3. No plan should take months to come together
A crisis, by definition, is when something unexpected happens and we have no plan. Countries that experience regular humanitarian crises, and organisations like ours which respond, are well-practised in putting large-scale plans together quickly.

The African Union had an impressive, early COVID-19 response strategy in March last year. I was in a meeting where they presented to us the data they were using to track the disease and plan their response. I was very impressed with their plans – the only gap was in the funding. In contrast, countries where funding is not the issue, seem to be struggling to publish a comprehensive response strategy.

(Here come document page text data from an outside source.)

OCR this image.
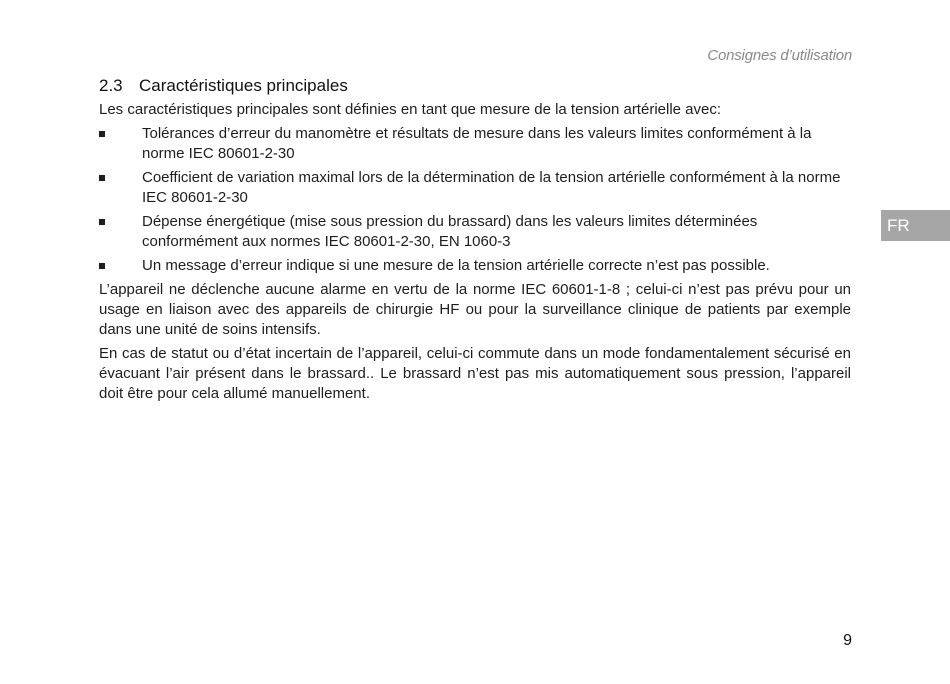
Consignes d’utilisation
FR
2.3 Caractéristiques principales

Les caractéristiques principales sont définies en tant que mesure de la tension artérielle avec:

Tolérances d’erreur du manomètre et résultats de mesure dans les valeurs limites conformément à la norme IEC 80601-2-30
Coefficient de variation maximal lors de la détermination de la tension artérielle conformément à la norme IEC 80601-2-30
Dépense énergétique (mise sous pression du brassard) dans les valeurs limites déterminées conformément aux normes IEC 80601-2-30, EN 1060-3
Un message d’erreur indique si une mesure de la tension artérielle correcte n’est pas possible.

L’appareil ne déclenche aucune alarme en vertu de la norme IEC 60601-1-8 ; celui-ci n’est pas prévu pour un usage en liaison avec des appareils de chirurgie HF ou pour la surveillance clinique de patients par exemple dans une unité de soins intensifs.

En cas de statut ou d’état incertain de l’appareil, celui-ci commute dans un mode fondamentalement sécurisé en évacuant l’air présent dans le brassard.. Le brassard n’est pas mis automatiquement sous pression, l’appareil doit être pour cela allumé manuellement.

9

Not for the first time, I wonder why we do not try and learn from the countries we traditionally write off as corrupt, helpless, poor, powerless. COVID-19 caught many countries by surprise, but we have now had more than one year to plan. It would be unacceptable for an organisation like World Vision to have no plan, one year into a disaster. Indeed, we had ours ready to go the day the World Health Organization declared a pandemic. Early plans aren’t perfect, and you revisit and reshape them, but getting them in place and acting on them quickly is so important.

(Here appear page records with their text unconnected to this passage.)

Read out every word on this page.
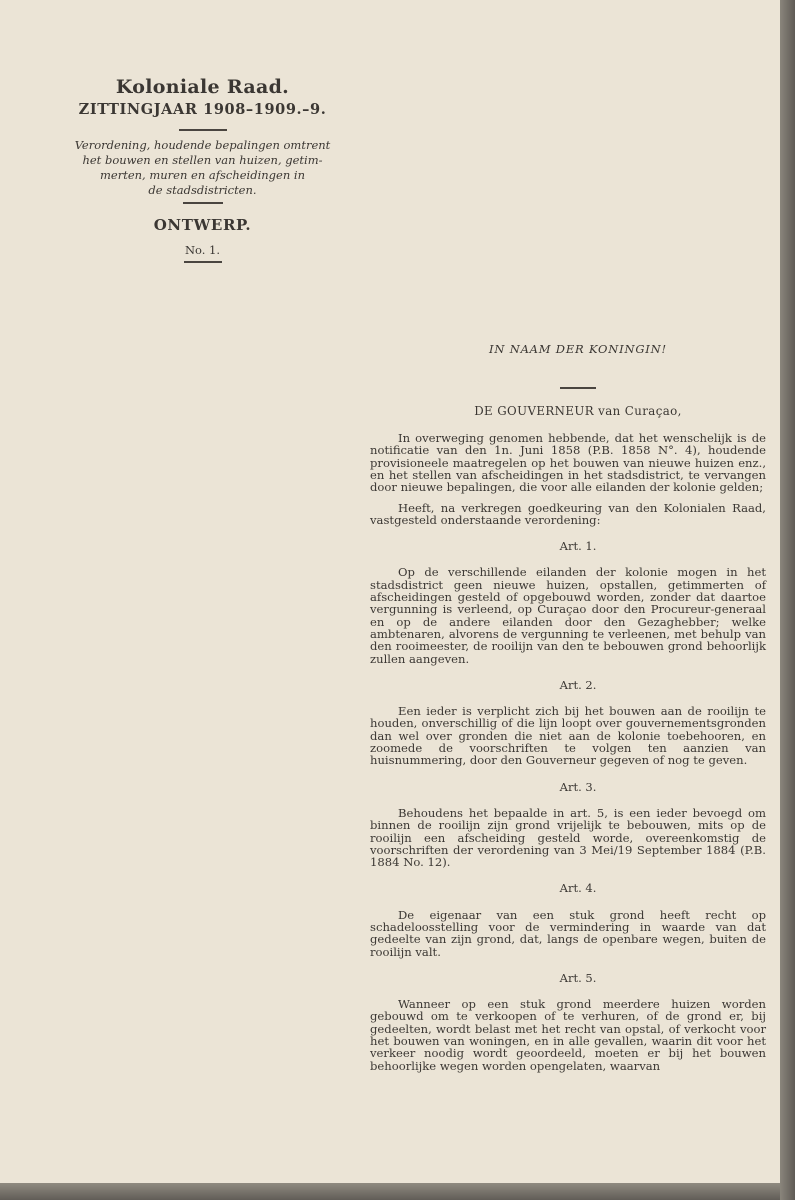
Koloniale Raad.
ZITTINGJAAR 1908–1909.–9.
Verordening, houdende bepalingen omtrent
het bouwen en stellen van huizen, getim-
merten, muren en afscheidingen in
de stadsdistricten.
ONTWERP.
No. 1.
IN NAAM DER KONINGIN!
DE GOUVERNEUR van Curaçao,

In overweging genomen hebbende, dat het wenschelijk is de notificatie van den 1n. Juni 1858 (P.B. 1858 N°. 4), houdende provisioneele maatregelen op het bouwen van nieuwe huizen enz., en het stellen van afscheidingen in het stadsdistrict, te vervangen door nieuwe bepalingen, die voor alle eilanden der kolonie gelden;

Heeft, na verkregen goedkeuring van den Kolonialen Raad, vastgesteld onderstaande verordening:

Art. 1.

Op de verschillende eilanden der kolonie mogen in het stadsdistrict geen nieuwe huizen, opstallen, getimmerten of afscheidingen gesteld of opgebouwd worden, zonder dat daartoe vergunning is verleend, op Curaçao door den Procureur-generaal en op de andere eilanden door den Gezaghebber; welke ambtenaren, alvorens de vergunning te verleenen, met behulp van den rooimeester, de rooilijn van den te bebouwen grond behoorlijk zullen aangeven.

Art. 2.

Een ieder is verplicht zich bij het bouwen aan de rooilijn te houden, onverschillig of die lijn loopt over gouvernementsgronden dan wel over gronden die niet aan de kolonie toebehooren, en zoomede de voorschriften te volgen ten aanzien van huisnummering, door den Gouverneur gegeven of nog te geven.

Art. 3.

Behoudens het bepaalde in art. 5, is een ieder bevoegd om binnen de rooilijn zijn grond vrijelijk te bebouwen, mits op de rooilijn een afscheiding gesteld worde, overeenkomstig de voorschriften der verordening van 3 Mei/19 September 1884 (P.B. 1884 No. 12).

Art. 4.

De eigenaar van een stuk grond heeft recht op schadeloosstelling voor de vermindering in waarde van dat gedeelte van zijn grond, dat, langs de openbare wegen, buiten de rooilijn valt.

Art. 5.

Wanneer op een stuk grond meerdere huizen worden gebouwd om te verkoopen of te verhuren, of de grond er, bij gedeelten, wordt belast met het recht van opstal, of verkocht voor het bouwen van woningen, en in alle gevallen, waarin dit voor het verkeer noodig wordt geoordeeld, moeten er bij het bouwen behoorlijke wegen worden opengelaten, waarvan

The World Vision Food Assistance team in Bidibidi refugee camp, Uganda
The World Vision Food Assistance team in Bidibidi refugee camp, Uganda

4. Nothing gets done if you only work 9 to 5, Monday – Friday
Preventing a catastrophic moral failure, in the words of Dr Tedros, is not going to happen by working eight hours a day. It’s going to require us to rethink our sense of urgency. We need to save lives at all costs, doing whatever it takes.

Are world leaders prepared to do what it takes?

In a crisis like this, leaders are called to strike the right balance between being inward-looking and outward-looking. Between taking care of their family but also taking care of their neighbour. We know leaders are capable of this – helping Sara’s family rebuild their lives is only possible because of the generosity of donors. The question is whether in this crisis, which is affecting us all, are they prepared to do what it takes?